First and foremost never, ever teach your dog to swim by tossing them into the water. This is cruel, ineffective and can cause irreversible damage. If your dog has never been in water you need to introduce them, slowly. Try swimming them in a pool first. Here are a few techniques we use at The Total Dog. Hold your dog on your lap while sitting in the water. You can accomplish this by putting their two front paws over one of your legs and the two back legs on the other. Hold them until they relax, signals are eye blinking, lip licking and panting. Second always show your dog the places in the pool where they can safely stand. And most important show them how to get out of the pool. If you can the best option is to find a pool near you with a professional. A Veterinary Technician or Dog trainer may be able to help you.
As with people, the buddy system also applies to swimming with your dog. You wouldn’t let your child go swimming by themselves and you shouldn’t let your dog, either. You or someone you are with should be able to swim well enough to rescue your dog if needed. A life jacket is a necessity, not a luxury if you are out on a lake or in the ocean with your dog. And please, always supervise your dog if it is anywhere near water.
While most dogs know the basics of the dog paddle they can still get in trouble in the water. For instance they may have more trouble than you staying afloat in turbulent waters such as a fast moving river or a rip tide. Remember your dog doesn’t have the opposable thumbs to grab onto a branch nor do they grasp the concept of swimming parallel to the beach in a rip tide, but even calm waters can pose a danger. If your dog falls off a dock or the side of the pool, in a panic they may forget how to get out. Don’t assume that your dog will just swim to safety if they get caught in the deep end. A dog will most likely try to get out at the same place they fell in. Even if they swim all the time a panicked dog can lose focus and drown. Life jackets go a long way in supporting your dog if they get into trouble. Many of my clients have trained their dog to stay out of the water unless they have their float coat on. This is a good way to keep your dog safe if you can’t keep them away from the pool.
There are many wonderful floatation devises on the market today. They range from very sturdy right down to very colorful options. Make your decision according to how you will use the vest. If you are avid water fanciers with a boat then a good sturdy life vest is in order. I like Outward Hound, it has a good selection, pretty sturdy life vests and I like that they have an extra wide strap for under the belly. It helps the life vest stay on better.
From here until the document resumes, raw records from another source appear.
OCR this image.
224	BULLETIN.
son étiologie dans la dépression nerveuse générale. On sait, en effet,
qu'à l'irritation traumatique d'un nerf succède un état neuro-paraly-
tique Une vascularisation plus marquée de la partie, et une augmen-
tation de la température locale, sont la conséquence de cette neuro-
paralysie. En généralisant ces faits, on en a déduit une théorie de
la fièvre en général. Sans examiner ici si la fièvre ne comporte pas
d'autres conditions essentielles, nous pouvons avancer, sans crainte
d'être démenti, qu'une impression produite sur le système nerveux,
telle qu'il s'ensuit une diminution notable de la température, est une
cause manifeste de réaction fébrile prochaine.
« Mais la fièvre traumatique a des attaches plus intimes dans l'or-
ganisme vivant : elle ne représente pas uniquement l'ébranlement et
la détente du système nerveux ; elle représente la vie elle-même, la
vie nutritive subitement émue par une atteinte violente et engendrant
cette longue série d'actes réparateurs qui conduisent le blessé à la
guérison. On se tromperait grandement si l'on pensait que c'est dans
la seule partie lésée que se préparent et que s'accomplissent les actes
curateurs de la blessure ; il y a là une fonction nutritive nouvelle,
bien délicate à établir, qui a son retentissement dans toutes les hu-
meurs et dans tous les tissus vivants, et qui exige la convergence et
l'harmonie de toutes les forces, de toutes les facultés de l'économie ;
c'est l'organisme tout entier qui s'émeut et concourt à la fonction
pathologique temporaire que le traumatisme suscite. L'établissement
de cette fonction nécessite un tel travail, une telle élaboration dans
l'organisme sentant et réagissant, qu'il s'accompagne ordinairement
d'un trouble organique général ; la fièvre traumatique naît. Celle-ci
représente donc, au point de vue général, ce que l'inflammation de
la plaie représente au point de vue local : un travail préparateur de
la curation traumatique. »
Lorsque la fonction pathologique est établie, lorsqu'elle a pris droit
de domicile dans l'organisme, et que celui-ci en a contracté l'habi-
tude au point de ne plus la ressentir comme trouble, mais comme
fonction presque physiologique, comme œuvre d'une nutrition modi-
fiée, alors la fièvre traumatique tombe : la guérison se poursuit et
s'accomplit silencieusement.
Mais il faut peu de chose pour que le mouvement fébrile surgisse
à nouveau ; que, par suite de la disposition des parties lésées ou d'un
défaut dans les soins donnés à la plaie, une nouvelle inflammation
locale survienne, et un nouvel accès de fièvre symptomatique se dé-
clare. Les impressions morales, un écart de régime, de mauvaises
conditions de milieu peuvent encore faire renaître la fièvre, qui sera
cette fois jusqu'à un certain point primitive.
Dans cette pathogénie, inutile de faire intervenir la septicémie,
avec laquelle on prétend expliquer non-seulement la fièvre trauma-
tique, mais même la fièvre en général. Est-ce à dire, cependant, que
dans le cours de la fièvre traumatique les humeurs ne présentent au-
Their vest also has a handle on the top if you need to pull the dog out of the water in a hurry.
If you are a hunter or hiker and your dog encounters a lot of running rapids you definitely want a stronger vest. I would recommend one that also helps keep the dog horizontal as well as keeps its head above water. Ruff Wear has one with a pillow to hold the dog’s head up. Again, be sure the straps are wide enough under the belly to keep the vest nice and secure on your dog.
Remember that you are your dog’s lifeguard when near the water. Teaching your dog to swim before you head out to a lake or the ocean can help prevent a disaster in the long run. Life jackets save lives. Everyone can have a good time if we all just follow a few simple rules about water safety.